Residents have contacted tenant advocates for help and have filed complaints to state attorney general’s office as they seek more time to relocate.

Ranita DiMaio, the park’s property manager, said park’s owner is removing residents who have caused disturbances or made others feel unsafe.

She said residents have fired guns and threatened each other, and that "drug trafficking" has gone on at the park. She also said some residents have failed to pay rent.

The notices given to residents do not cite reasons they’re being told to leave.

"We really had some great concerns brought to our attention," said DiMaio, who started managing the park after a new owner bought the property in August.

"When I’ve gone to the community, I’ve actually had bodyguards accompany me because of threats that were made," she said. "It’s an unsettled environment."

Hepcakici disputed the manager’s description of the park’s residents. He said many of the problems come from people parking RVs and other vehicles in a field nearby.

"A lot of individuals here are on a fixed budget, fixed income," he said of the River Lane park. "Retired, handicapped. Many mothers with children who go to the bus every morning and then they’re at the bus stop every afternoon to pick up their children. It’s just a simple little community."


Amy Tower, an organizer with the Tenants Union of Washington who is helping the residents, compared the shortage of RV and mobile home parks to the disappearance of other forms of affordable housing in the Tacoma area.

In recent years, advocates rallied to help residents of the Tiki Apartments, home to many residents who were on fixed incomes before a new landlord renovated the complex, and the Merkle Hotel, the last of Tacoma’s so-called “flophouses.” A new landlord displaced residents to renovate the building last year.

In SeaTac, residents of a mobile home park reached a settlement with their landlord this year after a three-year fight to stave off eviction. The landlord planned to redevelop the site into a hotel and apartments. 

Tower said RV and mobile home parks are a "disappearing option of naturally occurring affordable housing."

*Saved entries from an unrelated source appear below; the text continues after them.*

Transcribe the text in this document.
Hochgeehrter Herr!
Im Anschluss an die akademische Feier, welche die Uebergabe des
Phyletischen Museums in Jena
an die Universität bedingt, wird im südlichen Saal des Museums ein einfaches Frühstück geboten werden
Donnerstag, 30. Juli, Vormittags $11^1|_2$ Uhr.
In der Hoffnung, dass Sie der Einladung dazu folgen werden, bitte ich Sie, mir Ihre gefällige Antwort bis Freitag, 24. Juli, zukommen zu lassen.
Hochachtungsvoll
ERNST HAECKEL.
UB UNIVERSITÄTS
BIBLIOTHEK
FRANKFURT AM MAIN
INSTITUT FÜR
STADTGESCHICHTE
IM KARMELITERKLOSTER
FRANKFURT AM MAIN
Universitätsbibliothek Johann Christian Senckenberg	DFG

She said displacing residents does more than create a scramble for affordable housing; it disbands communities that help people get through life.

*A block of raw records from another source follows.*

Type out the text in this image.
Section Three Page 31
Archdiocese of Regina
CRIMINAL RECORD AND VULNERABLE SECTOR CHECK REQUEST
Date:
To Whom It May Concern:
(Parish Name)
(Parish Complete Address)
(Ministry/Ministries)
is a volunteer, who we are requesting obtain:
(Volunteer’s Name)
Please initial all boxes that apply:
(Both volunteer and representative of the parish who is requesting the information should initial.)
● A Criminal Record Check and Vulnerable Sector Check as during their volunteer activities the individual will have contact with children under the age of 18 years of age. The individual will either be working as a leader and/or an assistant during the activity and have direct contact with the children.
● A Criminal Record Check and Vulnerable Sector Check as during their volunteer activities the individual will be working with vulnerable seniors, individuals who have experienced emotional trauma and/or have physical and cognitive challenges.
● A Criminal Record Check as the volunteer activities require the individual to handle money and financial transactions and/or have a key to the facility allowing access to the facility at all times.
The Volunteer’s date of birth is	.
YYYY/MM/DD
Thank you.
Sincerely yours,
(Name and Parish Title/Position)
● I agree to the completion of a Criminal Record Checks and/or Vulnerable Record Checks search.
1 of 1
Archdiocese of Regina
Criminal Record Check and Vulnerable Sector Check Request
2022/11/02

"There are these informal social support networks that develop where people do rely on each other and take care of their neighbors," Tower said. "I think it’s harder for folks on fixed incomes or with limited resources to be displaced and start over in a new place without those any of those relationships that allowed them to survive and thrive."

Tower said the attorney general’s office is researching whether the RV park falls under state protections for mobile and manufactured homes. If so, residents may have a year to relocate, she said.

DiMaio, the property manager, said the site will remain an RV park. "There’s definitely not a redevelopment," she said.

"We’re trying to step in and say we want there to be affordable housing in Tacoma, we know there’s a great need," she added. "But we also want to be respectful of the fact that people need a safe place to live."